So you booked your flights, signed the volunteer forms, have a hotel room reserved, and are ready to attend a conference.
What do you do next?
There are many reasons to attend national and state meetings, from continuing education to meeting vendors and seeing new products, getting the most out of a few days can be a daunting task. Conferences and meetings present you with an amazing opportunity to meet future colleagues and potential employers, but how do you break the ice?
Here are 5 ways to make the most out of networking at conferences:
1. Volunteer to work
First and foremost, volunteer at the conference. It's the single fastest way to get face time with a huge swath of professionals in your field.
- Help work the registration desk
- Scan CEs
- Set up for vendors
Assisting gives you the perfect opportunity to introduce yourself to those coordinating the event, as well as those in attendance. When signing up for various work times, try to balance your schedule to give yourself enough time to attend the lectures you want to hear.
If there is an opportunity to help the vendors set up, definitely consider it because it gives you a perfect opportunity to introduce yourself.
2. Go solo
While it can be intimidating venturing around by yourself, spending the entire time walking around with a large group of your friends and classmates doesn’t allow for many opportunities to meet other professionals.
When attending event dinners, find a table with professionals you don’t know; the casual setting can allow for easy conversation and introductions.
Asking a lecture speaker questions about their presentation is another easy way to make conversation with someone, and give you an opportunity to talk them again if you see them outside the lecture hall.
3. Market yourself
It is never to early to start marketing yourself, and a simple first step can be making business cards.
Business cards allow you to reinforce information about yourself, and give your new connections a physical way to remember who you are.
If you will be looking for a healthcare job soon, print off a few copies of your resume just in case you meet a potential employer.
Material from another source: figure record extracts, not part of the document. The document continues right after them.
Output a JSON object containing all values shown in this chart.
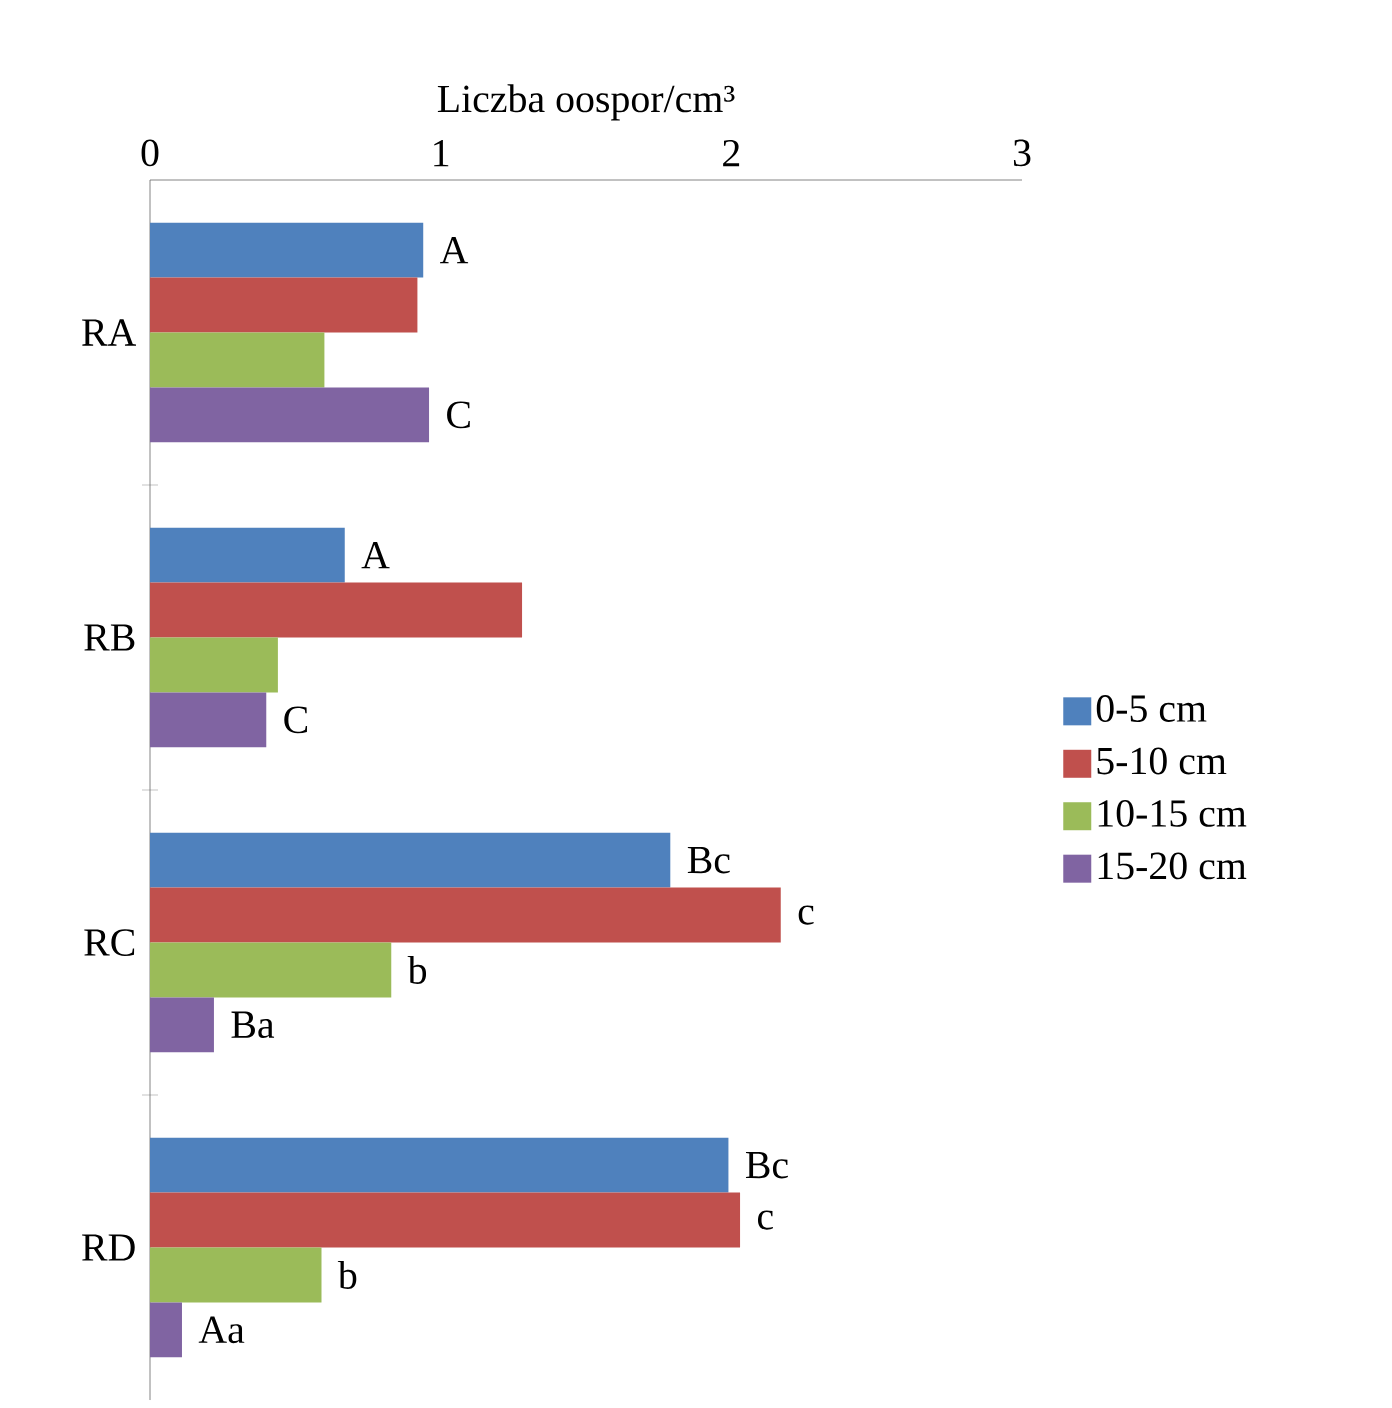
{
  "chart_data": {
    "type": "bar",
    "orientation": "horizontal",
    "xlabel": "Liczba oospor/cm³",
    "categories": [
      "RA",
      "RB",
      "RC",
      "RD"
    ],
    "xlim": [
      0,
      3
    ],
    "xticks": [
      0,
      1,
      2,
      3
    ],
    "grid": false,
    "legend": "right",
    "series": [
      {
        "name": "0-5 cm",
        "color": "#4f81bd",
        "values": [
          0.94,
          0.67,
          1.79,
          1.99
        ],
        "value_labels": [
          "A",
          "A",
          "Bc",
          "Bc"
        ]
      },
      {
        "name": "5-10 cm",
        "color": "#c0504d",
        "values": [
          0.92,
          1.28,
          2.17,
          2.03
        ],
        "value_labels": [
          null,
          null,
          "c",
          "c"
        ]
      },
      {
        "name": "10-15 cm",
        "color": "#9bbb59",
        "values": [
          0.6,
          0.44,
          0.83,
          0.59
        ],
        "value_labels": [
          null,
          null,
          "b",
          "b"
        ]
      },
      {
        "name": "15-20 cm",
        "color": "#8064a2",
        "values": [
          0.96,
          0.4,
          0.22,
          0.11
        ],
        "value_labels": [
          "C",
          "C",
          "Ba",
          "Aa"
        ]
      }
    ]
  }
}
Putting forth the extra effort and doing so with a positive attitude will go a long way, the best way to market yourself is putting your best foot forward.
4. Talk to vendors
Vendors and company representatives can be great assets when you’re growing your network.
Reps are in direct contact with a large number of professionals and employers, and can be the perfect liaison between you and potential connections.
Doing some research on companies' new products can give you a conversation point when you approach a booth. Asking questions can help build a relationship with company representatives, and cultivate a mutually beneficial relationship.
Asking for contact information and/or business cards is important so you can continue to stay in contact after the event. Be sure to send follow up emails after the conference, for example: “Hey, John! I am (name), an optometry student whom you met at (convention). I just wanted to say it was a pleasure meeting you and I hope we stay in touch.”
5. Tag along
If you see a favorite professor at the meeting you’re attending, ask him or her if it would be alright for you to walk around with them.
An example might be: “Hello, Dr. Smith! I was wondering if I could walk around with you for a minute” or “Hey, Dr. James! I am trying to meet some professionals who practice in the area, and was wondering if you could introduce me to anyone you might know!”
Most optometry, physical therapy, and occupational therapy schools hold alumni receptions at major meetings, and you can use these group gatherings as opportunities to chat with a group of professionals.
Meetings and conferences can be fantastic opportunities for networking. The large number of professionals you are able to come in contact with in a short time is great for finding potential employment and future mentors.
Wonderful opportunities can present themselves to you with a little preparation and being willing to step outside your comfort zone.